The modern equivalent is a little taller, a little more complicated, but still brightly coloured and lots of fun for little ones. It'll doubtless become a big part of their memories.
For the slightly older kid, why not a build your own racecar from the ever popular Lego. These won't be out until next year, but you could always wrap up a pre-order: Lego-ized versions of the Porsche 918 Spyder, Ferrari LaFerrari, and McLaren P1 are all coming soon.
If your kid is up for a bigger challenge, why not an off-the-books solution? Independent builder RoscoPC has created amazingly accurate models, and the plans are for sale on his site (http://roscopc.it/). You can buy the individual parts separately from Lego.
Playsam Saab Roadster
Oh, if only this thing wasn't so dratted expensive. Modelled in high-density plastic with wood trim and leather seating, this ride-on version of the original Ur-Saab is art-deco excellence. It's lovely... and six hundred bucks.
However, there is an alternative – one of the brightly coloured, rubber-wheeled cars from Playforever. Basically indestructible, these make for great take-it-everywhere toys for a toddler and can be launched down concrete steps without too much damage. Field tested by yours truly, and available at Toytoise.com
The Little Red Racing Car
As the sort of person who will read an owner's manual cover-to-cover, reading is very important. Reading with your child helps with brain development – but they won't often sit still for a chapter on intermittent windshield wipers.
There are plenty of car-based books for kids, but one of the coolest picture books of recent years has to be Dwight Knowlton's The Little Red Racing Car. Beautifully illustrated, it's the tale of a father and son restoring a barn-find Maserati. Knowlton is at work on another story, this one featuring Stirling Moss and the '55 Mille Miglia. Take that, Hop on Pop.
Slot Car Track
This is a slightly old-school gift, but one that'll tear the kids away from their iPads and laptops for five dang minutes. Building a racecourse among the discarded wrapping paper and then hitting a corner too fast and scaring the cat is practically a Christmas tradition.
At a higher level, slot-car racing can be a full-fledged hobby, with aspects of modelling and racing. Your local hobby store can help you out with this one.
Model Car Kit
Speaking of modelling, here's one for the more patient kids out there. Building a model car from a plastic kit requires skill, patience, and possibly a band-aid or two.
Teach your offspring the importance of slow, careful work, and they could be at this pastime for ages.

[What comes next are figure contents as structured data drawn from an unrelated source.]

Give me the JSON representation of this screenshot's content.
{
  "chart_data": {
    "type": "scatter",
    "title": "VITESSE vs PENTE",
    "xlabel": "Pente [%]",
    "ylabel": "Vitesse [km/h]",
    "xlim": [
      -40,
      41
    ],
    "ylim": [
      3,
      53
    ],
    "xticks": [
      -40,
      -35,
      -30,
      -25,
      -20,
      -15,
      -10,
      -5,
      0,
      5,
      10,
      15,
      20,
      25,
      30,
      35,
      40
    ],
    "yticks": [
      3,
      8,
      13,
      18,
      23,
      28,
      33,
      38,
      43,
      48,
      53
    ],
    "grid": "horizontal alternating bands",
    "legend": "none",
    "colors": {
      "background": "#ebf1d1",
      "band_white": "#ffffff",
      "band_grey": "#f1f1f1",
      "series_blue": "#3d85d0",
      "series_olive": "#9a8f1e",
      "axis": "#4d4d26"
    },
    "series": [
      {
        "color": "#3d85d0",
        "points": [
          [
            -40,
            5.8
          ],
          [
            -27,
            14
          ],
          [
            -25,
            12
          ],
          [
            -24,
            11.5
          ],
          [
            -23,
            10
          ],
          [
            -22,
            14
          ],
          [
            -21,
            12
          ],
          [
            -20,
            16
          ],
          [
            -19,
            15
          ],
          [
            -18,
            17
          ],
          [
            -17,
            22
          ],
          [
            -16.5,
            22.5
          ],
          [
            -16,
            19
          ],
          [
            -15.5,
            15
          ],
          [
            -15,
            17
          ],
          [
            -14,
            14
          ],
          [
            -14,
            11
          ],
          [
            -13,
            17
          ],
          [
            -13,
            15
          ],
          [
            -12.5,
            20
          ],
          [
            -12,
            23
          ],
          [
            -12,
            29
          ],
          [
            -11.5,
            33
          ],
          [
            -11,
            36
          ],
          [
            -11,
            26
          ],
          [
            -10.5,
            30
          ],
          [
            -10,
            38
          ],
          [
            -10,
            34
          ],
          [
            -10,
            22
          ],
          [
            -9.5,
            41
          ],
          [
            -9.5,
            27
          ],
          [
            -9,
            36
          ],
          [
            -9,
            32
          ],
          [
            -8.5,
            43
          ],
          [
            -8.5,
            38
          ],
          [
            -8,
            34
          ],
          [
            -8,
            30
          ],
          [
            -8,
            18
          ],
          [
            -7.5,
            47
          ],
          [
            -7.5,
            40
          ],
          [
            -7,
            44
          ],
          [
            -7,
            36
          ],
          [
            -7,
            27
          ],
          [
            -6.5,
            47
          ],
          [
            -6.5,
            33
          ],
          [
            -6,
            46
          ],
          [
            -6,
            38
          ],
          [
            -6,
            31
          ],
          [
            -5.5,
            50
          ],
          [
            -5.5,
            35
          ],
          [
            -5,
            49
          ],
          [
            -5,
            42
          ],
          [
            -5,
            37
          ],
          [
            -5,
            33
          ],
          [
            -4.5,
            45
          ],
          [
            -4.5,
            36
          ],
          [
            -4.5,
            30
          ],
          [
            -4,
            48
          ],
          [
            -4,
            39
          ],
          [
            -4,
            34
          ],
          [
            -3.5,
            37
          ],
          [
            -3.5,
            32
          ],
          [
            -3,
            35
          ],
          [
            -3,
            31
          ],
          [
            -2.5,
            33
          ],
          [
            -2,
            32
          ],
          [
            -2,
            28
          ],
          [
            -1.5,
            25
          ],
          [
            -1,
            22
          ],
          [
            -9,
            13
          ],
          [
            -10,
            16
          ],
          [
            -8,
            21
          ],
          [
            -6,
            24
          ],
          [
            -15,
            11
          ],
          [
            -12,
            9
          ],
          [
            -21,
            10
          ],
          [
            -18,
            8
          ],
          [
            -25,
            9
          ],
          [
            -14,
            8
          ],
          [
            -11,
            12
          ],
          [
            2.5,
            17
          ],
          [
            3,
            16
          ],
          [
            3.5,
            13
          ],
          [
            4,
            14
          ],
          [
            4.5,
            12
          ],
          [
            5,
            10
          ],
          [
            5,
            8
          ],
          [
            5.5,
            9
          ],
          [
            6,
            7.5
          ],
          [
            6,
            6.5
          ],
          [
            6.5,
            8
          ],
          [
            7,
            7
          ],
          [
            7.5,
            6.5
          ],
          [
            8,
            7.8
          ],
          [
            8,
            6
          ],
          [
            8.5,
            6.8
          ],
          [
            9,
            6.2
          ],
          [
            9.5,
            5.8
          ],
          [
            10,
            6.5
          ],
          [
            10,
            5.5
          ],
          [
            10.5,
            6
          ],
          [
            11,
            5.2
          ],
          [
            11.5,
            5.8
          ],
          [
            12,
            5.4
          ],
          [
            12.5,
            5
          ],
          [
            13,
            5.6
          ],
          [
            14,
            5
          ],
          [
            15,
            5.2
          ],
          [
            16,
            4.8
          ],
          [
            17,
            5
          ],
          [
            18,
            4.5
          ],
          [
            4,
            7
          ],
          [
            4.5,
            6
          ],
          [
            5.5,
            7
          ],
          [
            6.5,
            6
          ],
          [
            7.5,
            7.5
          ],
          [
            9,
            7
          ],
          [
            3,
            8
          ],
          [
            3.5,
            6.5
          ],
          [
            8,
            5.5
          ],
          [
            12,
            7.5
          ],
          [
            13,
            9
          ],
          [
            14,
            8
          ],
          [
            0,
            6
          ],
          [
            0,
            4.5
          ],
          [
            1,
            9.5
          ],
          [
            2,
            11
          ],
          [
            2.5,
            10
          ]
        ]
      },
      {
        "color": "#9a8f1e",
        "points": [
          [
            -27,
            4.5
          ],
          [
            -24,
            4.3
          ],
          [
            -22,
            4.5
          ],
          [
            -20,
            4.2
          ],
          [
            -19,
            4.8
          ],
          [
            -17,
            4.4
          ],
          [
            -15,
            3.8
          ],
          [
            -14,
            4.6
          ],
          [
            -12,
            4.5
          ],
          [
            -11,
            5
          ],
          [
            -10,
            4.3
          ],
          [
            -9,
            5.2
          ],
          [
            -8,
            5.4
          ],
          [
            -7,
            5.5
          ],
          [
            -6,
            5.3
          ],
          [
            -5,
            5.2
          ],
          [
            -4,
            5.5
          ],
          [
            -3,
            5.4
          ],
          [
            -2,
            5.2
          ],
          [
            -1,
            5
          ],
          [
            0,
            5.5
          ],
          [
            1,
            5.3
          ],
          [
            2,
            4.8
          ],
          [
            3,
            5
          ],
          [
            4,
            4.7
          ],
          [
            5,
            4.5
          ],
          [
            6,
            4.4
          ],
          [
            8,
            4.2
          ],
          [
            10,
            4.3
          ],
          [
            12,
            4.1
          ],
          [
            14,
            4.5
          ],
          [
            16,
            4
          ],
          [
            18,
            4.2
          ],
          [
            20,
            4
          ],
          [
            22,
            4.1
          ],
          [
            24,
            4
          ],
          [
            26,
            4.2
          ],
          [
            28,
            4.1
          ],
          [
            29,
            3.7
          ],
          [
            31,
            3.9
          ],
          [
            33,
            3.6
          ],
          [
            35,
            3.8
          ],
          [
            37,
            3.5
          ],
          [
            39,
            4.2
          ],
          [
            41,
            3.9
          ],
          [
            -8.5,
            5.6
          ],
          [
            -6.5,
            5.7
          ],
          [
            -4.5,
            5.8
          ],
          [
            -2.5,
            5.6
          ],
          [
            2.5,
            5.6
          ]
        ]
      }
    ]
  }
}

Racing games have advanced to the stage that Nissan actually even uses them as part of finding new racing talent. However, lots of games are still just good fun, especially the much-loved around the autoTRADER.ca offices Forza Horizon.
Dial up the fun factor with a racing wheel, such as (budget dependent) the Mad Catz wheel-and-pedal combo, or the less-expensive Thrustmaster force feedback wheels. If you really want to go whole hog, there are even full racing seat simulators – but good luck convincing your spouse that it's only for little Timmy.
For a real thrill of speed, why not a real thrill of speed? Go-Kart tracks can be found pretty much everywhere, with various levels for almost any age. There are even side-by-side karts so you can give your kids a ride.
Of course, there is just the chance that they'll beat the pants off you in a straight-up race, so be careful not to get cocky. In fact, you should probably cheat – just don't let Santa see you doing so.